Leptin is another fat-cell-specific hormone influencing development, growth, metabolism and reproduction by binding to the leptin receptor (lepr) whereas leptin receptor gene-related protein negatively regulates leptin-receptor cell surface expression and thus decreases response to leptin [65,66]. In mammals, leptin receptor gene-related protein influences growth hormone signaling that regulates body size and metabolism [67]. In this study, we found that the leptin receptor gene-related protein in R. microptera has no such significant contribution in body size at the transcriptomic level. We found that ECM–receptor interaction had a positive role in upregulated DEGs of both samples. For example, Spondin-1 is a cell adhesion protein usually attached to the sensory neuron cells and outgrowth of neuritis that encode a secreted basement membrane molecule similar in function to F-spondin of vertebrate [68,69]. In our study, the population selected for long-thorax (Large Colony) exhibited an upregulated expression pattern for spondin-1, which could be involved in insect body size regulation. Similarly, we identified three upregulated carboxylesterases in the Large Colony. Carboxylesterase has several functions, including regulating development, metabolic detoxification of insecticides and exogenous substances, hormone degradation, and neurogenesis [70].
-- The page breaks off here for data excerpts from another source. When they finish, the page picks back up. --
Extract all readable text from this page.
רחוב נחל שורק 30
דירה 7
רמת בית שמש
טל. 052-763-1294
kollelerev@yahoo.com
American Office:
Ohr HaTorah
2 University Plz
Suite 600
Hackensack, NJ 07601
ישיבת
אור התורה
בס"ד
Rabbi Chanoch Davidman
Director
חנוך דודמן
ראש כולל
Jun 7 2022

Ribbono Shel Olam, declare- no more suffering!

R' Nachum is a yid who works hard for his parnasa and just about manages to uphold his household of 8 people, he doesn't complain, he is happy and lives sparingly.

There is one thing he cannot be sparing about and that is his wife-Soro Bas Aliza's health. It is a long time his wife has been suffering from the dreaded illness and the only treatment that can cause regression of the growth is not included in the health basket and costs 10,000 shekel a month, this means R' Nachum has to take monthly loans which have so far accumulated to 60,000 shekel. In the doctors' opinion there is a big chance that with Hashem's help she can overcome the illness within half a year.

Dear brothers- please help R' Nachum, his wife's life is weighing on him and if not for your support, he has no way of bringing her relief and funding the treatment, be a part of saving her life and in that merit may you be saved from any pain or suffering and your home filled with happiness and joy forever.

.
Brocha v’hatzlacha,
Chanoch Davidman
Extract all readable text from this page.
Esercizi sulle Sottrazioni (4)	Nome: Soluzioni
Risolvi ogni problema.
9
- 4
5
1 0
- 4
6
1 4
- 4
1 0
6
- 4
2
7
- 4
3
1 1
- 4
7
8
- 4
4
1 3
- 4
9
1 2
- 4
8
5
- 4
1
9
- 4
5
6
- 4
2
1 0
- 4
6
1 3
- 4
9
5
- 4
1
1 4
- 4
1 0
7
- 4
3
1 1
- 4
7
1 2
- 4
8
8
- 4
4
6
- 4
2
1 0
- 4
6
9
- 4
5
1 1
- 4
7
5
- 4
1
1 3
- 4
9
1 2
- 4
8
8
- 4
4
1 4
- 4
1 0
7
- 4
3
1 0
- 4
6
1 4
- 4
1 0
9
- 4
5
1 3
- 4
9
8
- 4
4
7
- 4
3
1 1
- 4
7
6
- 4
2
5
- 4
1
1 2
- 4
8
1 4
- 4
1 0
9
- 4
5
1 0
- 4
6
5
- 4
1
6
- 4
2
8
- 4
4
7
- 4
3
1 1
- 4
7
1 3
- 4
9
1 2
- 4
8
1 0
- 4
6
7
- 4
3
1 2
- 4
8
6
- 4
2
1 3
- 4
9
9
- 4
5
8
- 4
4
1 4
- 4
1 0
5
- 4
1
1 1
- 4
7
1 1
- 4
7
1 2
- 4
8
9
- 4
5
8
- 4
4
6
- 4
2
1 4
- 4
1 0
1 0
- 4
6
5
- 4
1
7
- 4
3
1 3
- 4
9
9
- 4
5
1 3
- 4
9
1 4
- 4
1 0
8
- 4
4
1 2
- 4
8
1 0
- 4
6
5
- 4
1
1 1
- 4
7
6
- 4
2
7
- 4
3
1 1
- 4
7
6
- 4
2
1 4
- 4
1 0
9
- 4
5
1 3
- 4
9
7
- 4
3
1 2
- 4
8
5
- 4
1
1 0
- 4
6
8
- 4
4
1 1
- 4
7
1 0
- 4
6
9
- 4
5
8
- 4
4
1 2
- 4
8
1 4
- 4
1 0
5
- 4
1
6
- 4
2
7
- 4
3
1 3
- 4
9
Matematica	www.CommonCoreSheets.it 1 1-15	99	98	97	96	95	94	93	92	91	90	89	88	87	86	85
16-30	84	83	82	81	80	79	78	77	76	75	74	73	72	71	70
As discussed, above, numerous phenotypic traits and transcripts appeared to change during our artificial selection experiment. At this time, we cannot assign a direct cause-and-effect relationship between any specific altered transcription product and any specific altered trait. However, this paper is a necessary first step toward that elucidation.

5. Conclusions

Our experiment confirms that artificial selection on a single morphological trait (pronotum length) in small populations can quickly alter numerous transcripts and phenotypic traits, including nonmorphological traits, such as behavior and life-history traits. As such, our study demonstrates rapid genetic and phenotypic evolution, apparently accompanied by strong genetic correlations during artificial selection. Only 11 generations of selection produced evolution in at least 17 phenotypic traits and 693 DEGs, including many known to influence body size in animals, like cuticle protein 34, cuticle protein 8, structural constituent of cuticle, insect cuticle protein, and pro-resilin. We hypothesize that pleiotropy, linkage disequilibrium, and genetic drift during artificial selection in small populations induced these observed genomic and phenotypic changes.